Sarah Powers

Artist Bio

“My painting process is a cycle creating images, arranging elements and editing information.  I start my work with a collage of photographs, drawings and bits of paper and then glue it all together onto the canvas, board or Plexiglas. Acrylic medium poured over the top makes a new smooth, transparent surface, which clouds the collage beneath.  Over that I then draw and add pigment.  Then, to get rid of extra information, I pour on another layer of medium and paint over that, leaving a little less each time. The acrylic also allows me to experiment with texture and its transparency allows some of what’s beneath to be seen.

 

When I’m finished with a piece, little of the original drawing and collage remains. The busiest parts are edited out to leave just the essence of the landscape. The piece is done when I start to see the image through a cloudy lens, like looking out a frosty window on a snowy day.

 

The places in the world that I like best, where I feel the most satisfied, are places that are the most minimal – the sparsest of places. I grew up where the land is flat and the landscape is industrial or agricultural. Because the trees are bare and the ground is white most of the year, the palate is limited to grey, brown, blue and white.

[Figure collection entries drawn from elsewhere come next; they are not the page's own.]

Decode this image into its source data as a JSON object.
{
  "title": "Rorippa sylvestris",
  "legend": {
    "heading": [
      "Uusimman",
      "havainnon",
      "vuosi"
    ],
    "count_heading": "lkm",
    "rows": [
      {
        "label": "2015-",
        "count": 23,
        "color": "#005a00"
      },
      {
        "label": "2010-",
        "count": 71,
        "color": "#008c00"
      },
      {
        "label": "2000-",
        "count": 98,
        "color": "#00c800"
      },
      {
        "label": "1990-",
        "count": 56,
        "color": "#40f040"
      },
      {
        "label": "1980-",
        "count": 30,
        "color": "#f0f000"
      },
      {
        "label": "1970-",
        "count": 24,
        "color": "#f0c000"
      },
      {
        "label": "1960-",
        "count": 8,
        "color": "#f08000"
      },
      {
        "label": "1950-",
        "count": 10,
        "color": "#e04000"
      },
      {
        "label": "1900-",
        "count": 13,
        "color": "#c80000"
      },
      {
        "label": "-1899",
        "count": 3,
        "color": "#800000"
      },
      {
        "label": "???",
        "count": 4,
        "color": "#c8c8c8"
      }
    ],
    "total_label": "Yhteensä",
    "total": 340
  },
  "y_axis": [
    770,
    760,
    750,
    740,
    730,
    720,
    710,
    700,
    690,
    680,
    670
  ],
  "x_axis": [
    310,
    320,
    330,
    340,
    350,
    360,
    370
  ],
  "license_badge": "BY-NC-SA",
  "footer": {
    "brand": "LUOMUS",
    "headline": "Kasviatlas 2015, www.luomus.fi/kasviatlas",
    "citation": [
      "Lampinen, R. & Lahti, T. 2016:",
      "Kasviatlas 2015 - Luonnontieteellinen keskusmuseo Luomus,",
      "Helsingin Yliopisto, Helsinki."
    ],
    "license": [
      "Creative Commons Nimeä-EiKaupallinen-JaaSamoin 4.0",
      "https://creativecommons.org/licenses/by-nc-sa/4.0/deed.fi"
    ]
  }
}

Today, in the midst of my busy life in a very leafy city, I try to recreate this simplicity.”

 

Sarah Powers is an artist based in Raleigh, North Carolina whose mixed media work focuses on industrial and rural landscapes and landscape details. Her work has been featured in galleries across the U.S. including Rhode Island’s risd l works, The Sarah Doyle Gallery at Brown University and Glance Gallery, Vision Gallery and Artspace in North Carolina. Powers is a graduate of Rhode Island School of Design.

 

According to the Providence Phoenix Powers’ “use of minimalist simplicity, evident in both her technical and conceptual approach, is combined with arbitrary objects of our everyday world to create an elusive yet captivating scenario that seems impossible to forget.”